Sounds like another Norton "invention" - what is actually Suspicious.Cloud.7.EP?

 

- I bet that they do not know anything about that file and just labeled it with Suspicious.Cloud.7.EP.  They scare their customers and show some "useful" activity by labelling perfecty good programs as Viruses using fake virus like names like  Suspicious.Cloud.7.EP or WS.Reputation.1 This are not viruses, but names invented by Norton to scare people and mask their inability to tell good from bad files.

 

It seems that Norton  have become a dangerous virus on its own - the program disrupts the normal computer functions in order to benefit its corporate creators - this is exactly what the viruses do.

 

They have hired some smooth talkers on this forum here to tell you this and that but the truth is Norton software spreads viruses and disables perfectly good programs just so Symantec makes money. The corporate greed makes them cheat people who had the bad chance to get the Norton program (teher are better free programs like AVG). I for one got rid of it and now my computer runs much faster.They also prey on your private information and add you to endless e-mail lists so they spam you for years to come.  Get rid of Norton and see how fast your computer actually is.

You contribute nothing to the solution. 

 

Go away, troll.

ok, let see ... I am willing to bet your problem will not be solved here.
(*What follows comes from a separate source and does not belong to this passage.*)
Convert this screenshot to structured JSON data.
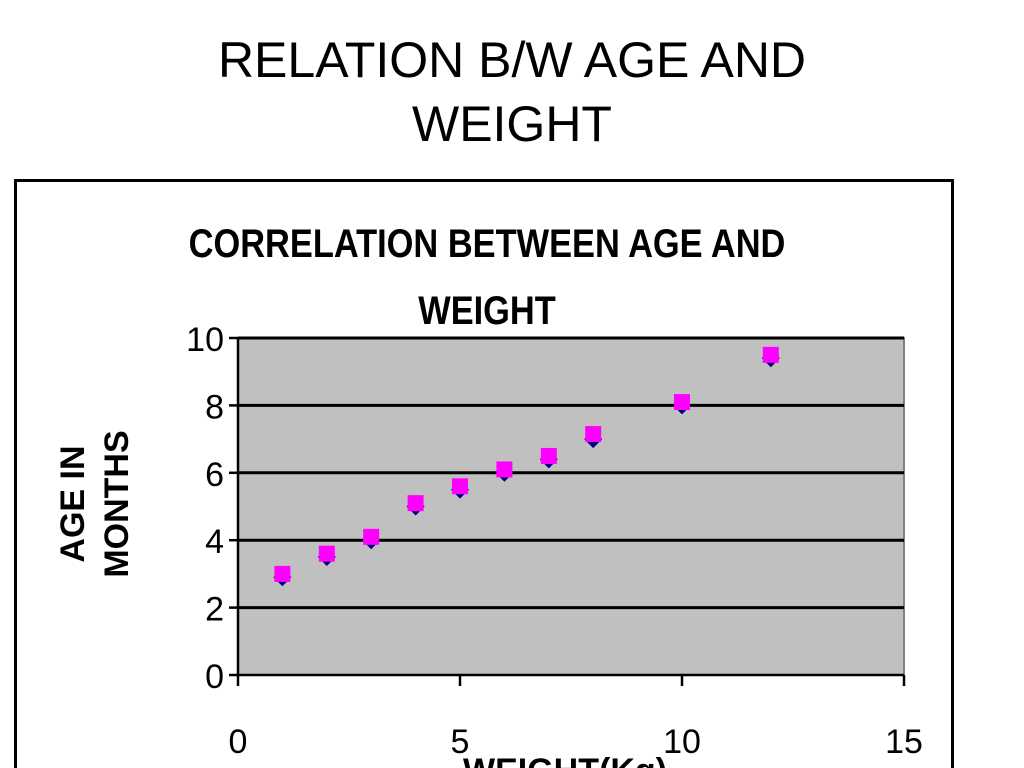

Get ready to hear a lot of nonsense and no real help. But hey, you got Norton and that is what you get - nothing.

Hi,

 

sorry for the late response, I was a bit away.

Do you still have the issue that Norton removes the new Chrome beta version?

Not for the last several days, no

This is what I had to do within NAV while testing chromium:

 

I clicked Settings > Antivirus and Sonar Exclusions > Items to exclude from scans > Configure.
In here I added the file ppGoogleNaClPluginChrome.dll, that's the one on which NAV stumbles.

Next, I then clicked Settings > Antivirus and Sonar Exclusions > Items to exclude from Auto-Protect,SONAR and Download Intelligence Detection > Configure.
In here too I added the file ppGoogleNaClPluginChrome.dll.

Next, I did a quick scan, nothing was found; I then did a right click on demand scan on the folder in which the file mentioned above resides, nothing was detected and/or removed.

So the problem seems to be solved, but it's a workaround.
While scanning I was thinking: it's just this one file on which NAV stumbles every time but I think I can understand why: it's checksum gets changed every time a new build gets released, so I think it is almost impossible for NAV to not detect it as being "bad". Unless the file would be getting whitelisted.

 

The workaround above worked splendidly for me. I know it's not a solution, but if it works for you too?